Fairfax Media has shifted its highly successful online real estate business Domain into a new reporting division to help establish is true value, according to The Australian Financial Review (Fin Review).
The Australia-based publisher, which is expected to report its financial results August 10 made the announcement ahead of time to allow analysts to formulate their valuation models prior to the earnings being reported, the report says.
As part of the announcement, Fairfax provided historic earnings for Domain which showed total revenue in the first half of the 2016 financial year jumped 62.8 per cent to $153.9 million, compared to the corresponding prior period.
Its earnings before interest, tax, depreciation and amortisation rose 73.8 per cent to $65.7 million in the same time period.
The Fin Review says in May, Domain was valued at $2 billion by Credit Suisse analyst Fraser McLeish, who told clients that Domain is being undervalued in Fairfax’s share price. Fairfax has a market capitalisation of $2.4 billion.
The report says the move to separate the Domain business from Fairfax’s publishing division is backed by the group’s largest shareholder Ausbil Investment Management chief executive Paul Xiradis.
Xiradis,whose fund owns 7.8 per cent of Fairfax, reportedly believes the value of Domain was not properly recognised when the division’s financial results were combined with those of its Metro Media publishing division, which includes major titles including The Australian Financial Review, The Sydney Morning Herald and The Age.
He told the Fin Review he’s been looking for this to occur for some time.
“When we look at Fairfax, we come up with our own Domain figure rather than under Metro Media,” he told the newspaper.

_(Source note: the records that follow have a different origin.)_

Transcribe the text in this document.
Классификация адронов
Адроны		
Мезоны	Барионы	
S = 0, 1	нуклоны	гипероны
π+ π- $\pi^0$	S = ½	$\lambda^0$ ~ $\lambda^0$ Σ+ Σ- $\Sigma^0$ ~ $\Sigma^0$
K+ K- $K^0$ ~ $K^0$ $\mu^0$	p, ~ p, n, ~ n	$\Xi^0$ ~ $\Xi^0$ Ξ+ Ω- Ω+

“From a governance point of view, if fair value isn’t assigned to Domain, they need to liberalise that.”
The report also says Fairfax’s previous accounting standards have not allowed recognition of the value of Domain, so the creation of a new reporting segment made sense.
However, the change means that Fairfax will book a close to $1 billion pre-tax non-cash writedown on its publishing assets.
Fairfax’s Australian Metro Media division will record a $484.9 million pre-tax impairment, while the Australian Community Media will book a $408.8 million pre-tax impairment. The company’s New Zealand business will report a $95.3 million pre-tax impairment.
The Fin Review adds the change in accounting structures will again re-ignite speculation about whether Fairfax could look to sell Domain or spin it off into its own ASX vehicle.
Asked about a possible sale or listing of Domain, Xiradis said: “That’s always been a possibility, but I think that managements’ objective here is to show the value of Domain within Fairfax.”
Fairfax Media chief executive Greg Hywood reiterated that there are no plans to remove Domain from the rest of Fairfax.